Un der Harry is immer kränker jeworn. Magen und Magn und Darm und Darmverschluss, der war ja so oft uff Intensiv, wir ham schon nich mehr jezählt. Der war sehr krank.

Den halben Magen ham se ihm raus jemacht. Von oben bis unten uffjeschnitten. Ein Jahr war der Harry im Stahlkorsett. Dit war nich drollig. Der konnte sich nich mal knickn. Und jut jerochn hat er natürlich ooch nich mehr.

Ick kenn den eijentlich nur krank. Aba lachn konnte er komischerweise.

Eins is nachm anderen jekommen.

Hepatitis der schlimmen Sorte.

Krebs.“

Die Ärzte nehmen sie zur Seite und erklären, Harry sei sehr schlimm dran. Er habe „Viren der schlimmen Sorte“.

„Mensch, wenn der so hohe Viren hat, hab‘ ick jedacht, denn wird der mir eventuell wegsterben. Mensch, wenn der so hohe Viren hat – dann biste plötzlich janz alleene. Mir war der Harry lebendig lieber als tot. Auch wenn mich der Alltach total kaputt jemacht hat.“

Sie bettet ihren Mann um. Sie greift seinen Leib und rollt ihn zu sich heran. Nestelt ein neues Laken unter ihn.

Sie säubert ihn mit einem Waschlappen.

Achselhöhlen.

Mundwinkel.

An der Scham.

Poritze.

Füße.

Und so weiter.

Zweimal in der Woche braust sie ihren Mann ab.

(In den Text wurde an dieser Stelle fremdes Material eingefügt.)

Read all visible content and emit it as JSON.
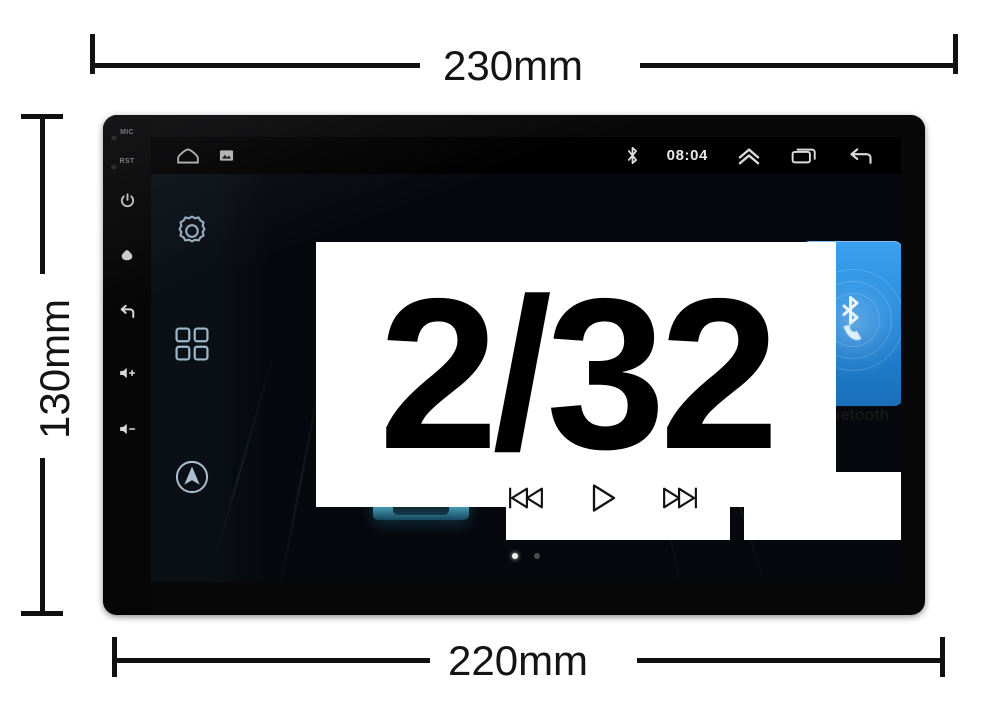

Fährt ihn im Rollstuhl am Sonntag spazieren.

Sie arbeitet wieder in der Firma des Vaters, Harry und Karin leben wieder bei ihren Eltern. Der Vater redet nicht mehr viel, er liest Zeitung oder hört Radio. Die Mutter streitet nur noch. Im Haus wird nicht oft gelacht.

Sie fährt Harry zum Arzt, besucht Harry in der Klinik.

Poritze.

Achseln.

Naseputzen.

Windeln.

„So war dit. Ick hab et jar nich jemerkt – aber uff eenmal war ick alt.”